Unlocking the Link Between Stress Hormones and Leaky Gut: What You Need to Know
Over the last month, we’ve delved deeper into leaky gut. We discussed symptoms and the conditions and diagnosis that leaky gut drives – autoimmune conditions, neurological symptoms and neurological diseases like Parkinson’s. Today we’re going to discuss one of the main drivers for leaky gut (and, a driver that will get in the way of healing leaky gut).
Leaky gut, also known as intestinal permeability, is a condition where the intestinal lining becomes compromised, allowing unwanted substances like toxins, undigested food particles, and bacteria to enter the bloodstream. This can lead to inflammation and immune system dysfunction. While drivers of leaky gut are multifactorial, one that has received increasing attention in recent years is the stress hormone cortisol. In this article, we’ll explore the role of cortisol in causing leaky gut, including the exact mechanisms involved, and review the scientific literature on this topic.
Cortisol and Stress
Before we delve into the specific mechanisms by which cortisol can cause leaky gut, it’s important to understand the broader context of cortisol and stress. When your body experiences stress, whether physical or psychological, the hypothalamus in your brain signals the pituitary gland to release adrenocorticotropic hormone (ACTH). This hormone then triggers the adrenal glands to produce cortisol, which is released into the bloodstream. Cortisol plays a vital role in your body’s stress response, helping to mobilize energy stores and suppress non-essential bodily functions, like your immune system and digestion, in order to deal with the stressor.
However, when stress becomes chronic or prolonged, as is common in most of our lives, cortisol levels can become dysregulated, leading to a range of negative health effects. One of these effects is an increase in intestinal permeability, or leaky gut.
Cortisol and Intestinal Permeability
There are various mechanisms and pathways that set this up. One pathway involves the role of cortisol in modulating the tight junctions between your intestinal cells. Tight junctions are protein complexes that hold intestinal cells together and prevent substances from leaking into your bloodstream. In a healthy gut, tight junctions are well-maintained and tightly regulated. However, under conditions of chronic stress and high cortisol levels, your tight junctions can become loosened and disrupted, allowing substances to leak through the intestinal lining and into your bloodstream.
One study published in the Journal of Physiology and Pharmacology found that cortisol increased intestinal permeability in rats by disrupting the expression and distribution of tight junction proteins, including occludin and claudin. Another study published in the journal Digestive Diseases and Sciences found that cortisol increased the expression of zonulin, a protein that regulates tight junctions, and disrupted the integrity of the intestinal barrier in human patients with irritable bowel syndrome.
Another proposed mechanism by which cortisol increases intestinal permeability is through its effects on the immune system. Chronic stress and high cortisol levels can lead to immune system dysfunction and inflammation, which can contribute to leaky gut. One study published in the journal Psychoneuroendocrinology found that cortisol levels were positively correlated with levels of pro-inflammatory cytokines in the blood, which can disrupt the intestinal barrier.

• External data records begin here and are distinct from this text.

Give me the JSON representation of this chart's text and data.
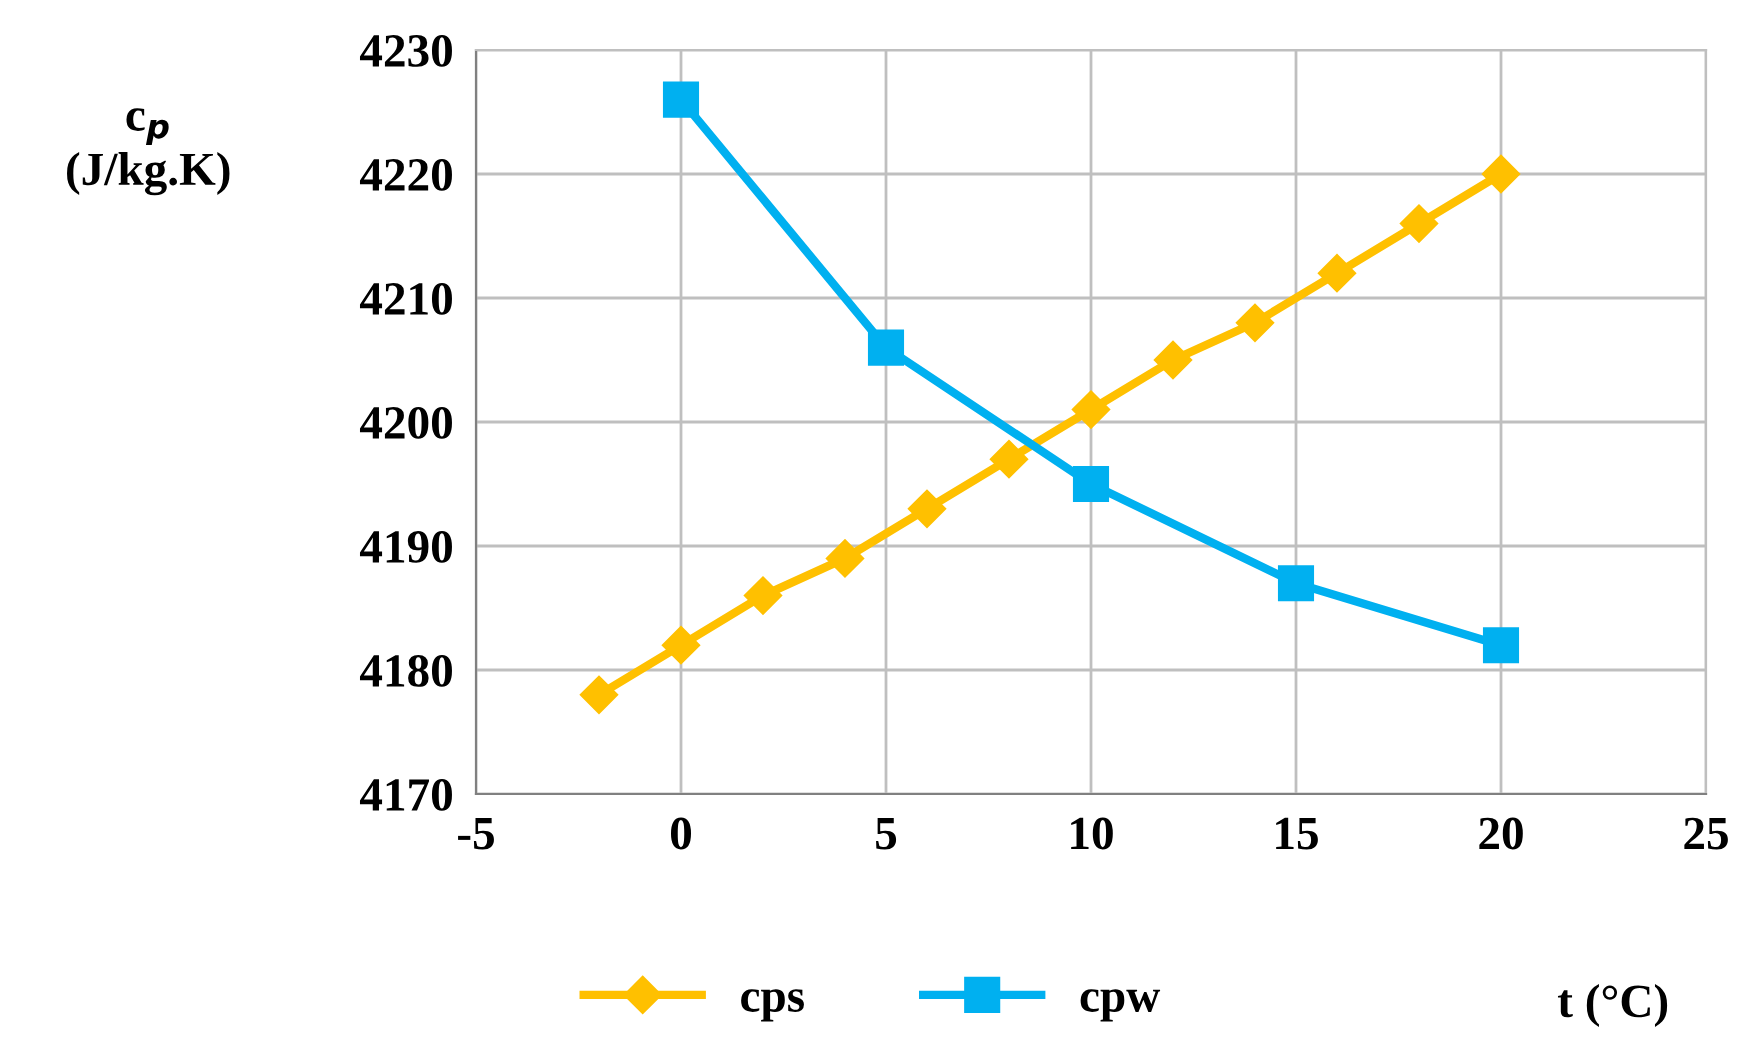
{
  "chart_data": {
    "type": "line",
    "xlabel": "t (°C)",
    "ylabel": "c$_{p}$\n(J/kg.K)",
    "xlim": [
      -5,
      25
    ],
    "xticks": [
      -5,
      0,
      5,
      10,
      15,
      20,
      25
    ],
    "ylim": [
      4170,
      4230
    ],
    "yticks": [
      4170,
      4180,
      4190,
      4200,
      4210,
      4220,
      4230
    ],
    "grid": true,
    "legend": "bottom",
    "line_style": "solid",
    "series": [
      {
        "name": "cps",
        "color": "#ffc000",
        "marker": "diamond",
        "x": [
          -2,
          0,
          2,
          4,
          6,
          8,
          10,
          12,
          14,
          16,
          18,
          20
        ],
        "values": [
          4178,
          4182,
          4186,
          4189,
          4193,
          4197,
          4201,
          4205,
          4208,
          4212,
          4216,
          4220
        ]
      },
      {
        "name": "cpw",
        "color": "#00b0f0",
        "marker": "square",
        "x": [
          0,
          5,
          10,
          15,
          20
        ],
        "values": [
          4226,
          4206,
          4195,
          4187,
          4182
        ]
      }
    ]
  }
}
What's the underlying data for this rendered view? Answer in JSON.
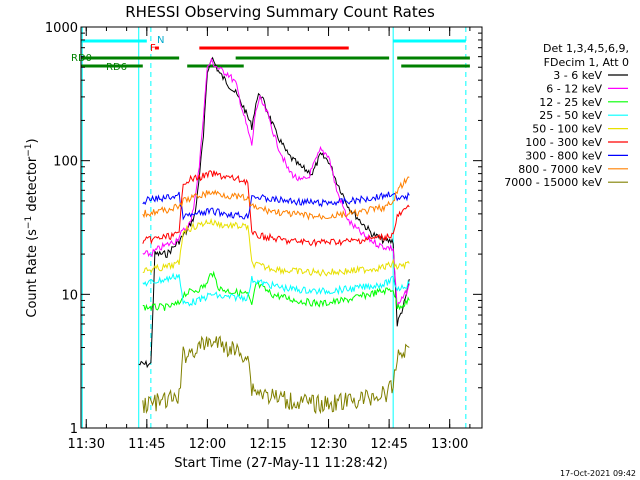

Finally, chronically elevated cortisol levels will have a huge impact on the health of your gut microbiota, which plays a crucial role in maintaining intestinal health. Chronic stress and high cortisol levels have been shown to alter the composition of the organisms in your gut, leading to dysbiosis and increased intestinal permeability. One study published in the journal Brain, Behavior, and Immunity found that cortisol levels were negatively correlated with levels of beneficial gut bacteria such as Bifidobacterium and Lactobacillus, and positively correlated with levels of pathogenic bacteria such as Escherichia coli and Enterococcus.
Here are my five favorite quick tips for lowering cortisol levels:
- Get enough sleep: Aim for at least 7-8 hours of sleep each night to help lower cortisol levels and reduce stress. Also, go to be at a reasonable time. The more hours prior to midnight, the better.
- Practice mindfulness: Engage in mindfulness practices such as meditation or deep breathing exercises to help calm the mind and reduce cortisol levels.
- Walk regularly: Walking brings cortisol levels down and improves overall health and well-being.
- Eat a balanced diet: A diet that is rich in fruits, vegetables, and lean protein can help to reduce inflammation and lower cortisol levels.
- Spend time outdoors: Nature!! We can’t thrive without it. Exposure to natural light and fresh air can help to regulate cortisol levels and reduce stress. Try to spend at least 20-30 minutes outside each day, if possible.
Bonus tip:
- JOY!!! What brings you joy? Are you doing this weekly?
Pick one of these and work on it for a couple of weeks and then move onto the next one. Building a practice over time is the best way to make permanent change.